As they have done every year since the Supreme Court’s decision in Roe v. Wade, feminist groups have used the 40th anniversary of that ruling to faithfully reiterate decades-old slogans extolling the Roe ethic of abortion-on-demand, for any reason, as a boon for gender equality.

But for the millions of women and girls unable to speak because their lives were extinguished before birth simply for being female, the mantra of equality through unrestricted abortion falls flat.

Fueling a worldwide phenomenon often referred to as “gendercide,” sex-selective abortion has caused a dearth of girls in a number of countries—over 160 million women are “missing” in Asia alone.

In China, the government-imposed one-child limit, coupled with a cultural preference for boys, is ravaging the country’s female population. Bucking nature’s dictated sex ratio of 100 girls for every 105 boys, China’s average birth ratio is now 100 girls for every 118 boys—with some provinces reporting skewed gender balances as high as 130 boys for every 100 girls.
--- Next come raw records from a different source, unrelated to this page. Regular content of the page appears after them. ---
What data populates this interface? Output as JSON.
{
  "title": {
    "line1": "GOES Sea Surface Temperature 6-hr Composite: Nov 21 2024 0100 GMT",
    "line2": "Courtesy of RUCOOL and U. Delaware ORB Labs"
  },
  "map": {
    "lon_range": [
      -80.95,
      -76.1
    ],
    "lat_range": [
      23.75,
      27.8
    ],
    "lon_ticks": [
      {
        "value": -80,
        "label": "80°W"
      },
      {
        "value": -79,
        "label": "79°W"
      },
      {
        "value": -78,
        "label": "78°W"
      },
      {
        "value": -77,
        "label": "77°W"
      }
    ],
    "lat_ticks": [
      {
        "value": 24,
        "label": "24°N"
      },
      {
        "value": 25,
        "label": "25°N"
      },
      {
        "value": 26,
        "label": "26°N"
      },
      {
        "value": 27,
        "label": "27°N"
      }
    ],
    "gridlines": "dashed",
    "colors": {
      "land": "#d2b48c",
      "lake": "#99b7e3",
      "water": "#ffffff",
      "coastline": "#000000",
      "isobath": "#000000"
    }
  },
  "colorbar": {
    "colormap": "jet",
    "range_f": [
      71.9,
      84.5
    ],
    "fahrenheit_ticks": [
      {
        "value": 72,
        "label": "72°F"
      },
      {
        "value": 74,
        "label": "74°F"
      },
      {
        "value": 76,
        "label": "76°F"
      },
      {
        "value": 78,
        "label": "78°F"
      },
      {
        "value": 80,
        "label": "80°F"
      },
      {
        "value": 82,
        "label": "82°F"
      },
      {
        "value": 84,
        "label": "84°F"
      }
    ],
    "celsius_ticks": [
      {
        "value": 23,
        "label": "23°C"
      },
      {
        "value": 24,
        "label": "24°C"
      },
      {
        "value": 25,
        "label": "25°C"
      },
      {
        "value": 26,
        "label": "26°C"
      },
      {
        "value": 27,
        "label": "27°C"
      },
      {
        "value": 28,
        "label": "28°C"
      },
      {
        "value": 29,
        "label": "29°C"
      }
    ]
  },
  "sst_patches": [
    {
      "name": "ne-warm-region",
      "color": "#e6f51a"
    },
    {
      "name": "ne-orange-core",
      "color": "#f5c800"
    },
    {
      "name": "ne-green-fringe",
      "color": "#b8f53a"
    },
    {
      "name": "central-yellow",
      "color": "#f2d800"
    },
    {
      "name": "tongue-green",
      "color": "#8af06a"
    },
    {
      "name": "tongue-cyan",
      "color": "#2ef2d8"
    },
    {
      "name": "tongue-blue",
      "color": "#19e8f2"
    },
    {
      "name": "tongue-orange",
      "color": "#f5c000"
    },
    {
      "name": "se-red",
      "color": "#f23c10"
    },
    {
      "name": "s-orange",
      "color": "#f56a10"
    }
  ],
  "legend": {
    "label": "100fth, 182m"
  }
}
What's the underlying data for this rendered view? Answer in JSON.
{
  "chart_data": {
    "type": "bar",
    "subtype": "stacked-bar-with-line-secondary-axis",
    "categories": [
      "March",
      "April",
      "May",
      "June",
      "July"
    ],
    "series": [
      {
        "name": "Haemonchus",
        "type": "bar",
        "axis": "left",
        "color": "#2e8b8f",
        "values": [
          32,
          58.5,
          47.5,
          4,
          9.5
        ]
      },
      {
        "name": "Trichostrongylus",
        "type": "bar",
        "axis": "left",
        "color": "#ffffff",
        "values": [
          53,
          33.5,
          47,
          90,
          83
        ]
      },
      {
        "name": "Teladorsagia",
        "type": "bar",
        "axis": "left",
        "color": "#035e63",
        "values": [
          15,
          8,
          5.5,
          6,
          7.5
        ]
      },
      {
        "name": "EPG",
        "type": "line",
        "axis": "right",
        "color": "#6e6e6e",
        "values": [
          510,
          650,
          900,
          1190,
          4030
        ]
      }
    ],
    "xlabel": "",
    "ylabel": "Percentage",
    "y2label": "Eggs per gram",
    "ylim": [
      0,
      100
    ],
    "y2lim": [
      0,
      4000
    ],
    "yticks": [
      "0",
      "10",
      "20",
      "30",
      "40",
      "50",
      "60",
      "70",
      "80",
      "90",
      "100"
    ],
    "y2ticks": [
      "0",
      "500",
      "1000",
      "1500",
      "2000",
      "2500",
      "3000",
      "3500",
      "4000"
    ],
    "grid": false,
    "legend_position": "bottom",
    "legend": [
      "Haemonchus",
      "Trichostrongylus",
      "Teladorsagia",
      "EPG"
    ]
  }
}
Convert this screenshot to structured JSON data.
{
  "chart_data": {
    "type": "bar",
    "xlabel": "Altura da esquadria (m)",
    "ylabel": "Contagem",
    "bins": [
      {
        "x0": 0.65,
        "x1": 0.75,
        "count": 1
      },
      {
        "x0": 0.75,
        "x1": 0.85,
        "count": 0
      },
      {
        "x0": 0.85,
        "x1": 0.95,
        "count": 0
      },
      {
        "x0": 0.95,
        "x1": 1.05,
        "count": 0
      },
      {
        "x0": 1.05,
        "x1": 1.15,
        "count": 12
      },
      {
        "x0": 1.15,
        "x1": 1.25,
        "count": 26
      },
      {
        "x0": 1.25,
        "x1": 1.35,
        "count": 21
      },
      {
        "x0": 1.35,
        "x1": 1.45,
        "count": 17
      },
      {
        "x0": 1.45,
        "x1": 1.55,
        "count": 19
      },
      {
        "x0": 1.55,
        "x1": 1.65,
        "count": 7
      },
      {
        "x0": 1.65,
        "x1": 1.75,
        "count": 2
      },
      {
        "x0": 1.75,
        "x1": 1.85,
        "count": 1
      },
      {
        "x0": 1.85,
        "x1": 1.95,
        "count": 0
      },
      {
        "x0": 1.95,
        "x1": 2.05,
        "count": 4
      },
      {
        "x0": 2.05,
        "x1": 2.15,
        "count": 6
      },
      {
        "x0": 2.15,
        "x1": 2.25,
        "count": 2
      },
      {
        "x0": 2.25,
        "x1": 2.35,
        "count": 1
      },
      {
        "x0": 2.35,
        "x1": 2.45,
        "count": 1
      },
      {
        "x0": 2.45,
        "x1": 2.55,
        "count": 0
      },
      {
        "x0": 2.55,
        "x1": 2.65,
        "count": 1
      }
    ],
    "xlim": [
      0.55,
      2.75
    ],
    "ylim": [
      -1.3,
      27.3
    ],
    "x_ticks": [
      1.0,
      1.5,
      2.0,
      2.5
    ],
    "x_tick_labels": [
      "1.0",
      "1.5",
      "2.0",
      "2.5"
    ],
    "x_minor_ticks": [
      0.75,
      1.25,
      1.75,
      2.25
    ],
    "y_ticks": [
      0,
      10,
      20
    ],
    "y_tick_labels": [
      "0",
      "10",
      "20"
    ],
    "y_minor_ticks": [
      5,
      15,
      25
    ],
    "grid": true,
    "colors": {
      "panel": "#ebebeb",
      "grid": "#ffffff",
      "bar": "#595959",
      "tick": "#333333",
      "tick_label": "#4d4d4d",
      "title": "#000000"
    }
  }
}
Such deadly discrimination extends well beyond China’s borders. India shows a skewed sex ratio of 112 boys for every 100 girls. Hong Kong and El Salvador aren’t far behind, with both countries tipping blue at 110 baby boys for every 100 females.

The consequences? Child kidnapping, commoditization of brides, and expanded demand for human trafficking are the costs of persistent gender imbalance, making for an arguably more violent and less free world for women.

Sex-selective abortion has even touched the shores of the United States. According to one study from Columbia University researchers, among children born to Korean, Chinese, and Indian immigrant parents, the birth of a first-born baby girl tended to forecast the sex of her future siblings. For a second birth, the male-female ratio was 117 to 110. If the couple already had two girls, the ratio for the third birth tended to skew even higher at 151 to 100.

To all this, feminist groups have remained deafeningly silent at best and dismissive at worst of the travesty of sex-selective abortion that is decimating their own around the world.

The National Organization for Women and NARAL Pro-Choice America refuse to join calls to ban such deadly bias. When Congress was considering legislation last year that would have outlawed sex-selective abortion in the U.S., Nancy Keenan, then-President of NARAL Pro-choice America, referred to the proposed ban as “attacking a woman’s right to choose.”

But, as Mara Hvistendahl explains in her book, Unnatural Selection: Choosing Boys Over Girls and the Consequences of a World Full of Men, there’s a harsh irony lurking in an unwavering allegiance to unrestricted abortion. “In a world in which women are unnaturally scarce,” she explains, “the right to abortion will be the least of our worries.”

As Heritage’s Jennifer Marshall eloquently explains, feminists cannot simultaneously hold up the values of unfettered “choice” while also claiming to fight for gender equity:

If there is equality between women and men, it’s rooted in our nature and purpose as human beings. Denying that fundamental dignity inherent in all human life destroys the very basis of equality.

A vast majority of Americans—almost 80 percent according to a recent poll by the Charlotte Lozier Institute—would support a sex-selective abortion ban when gender was the sole reason for seeking an abortion. For the sake of their most vulnerable sisters, feminists would likewise do well to rethink where an unrestricted “right to choose” really leads. Sincerity to upholding the rights of all women suggests it and over 160 million “missing” girls demand it.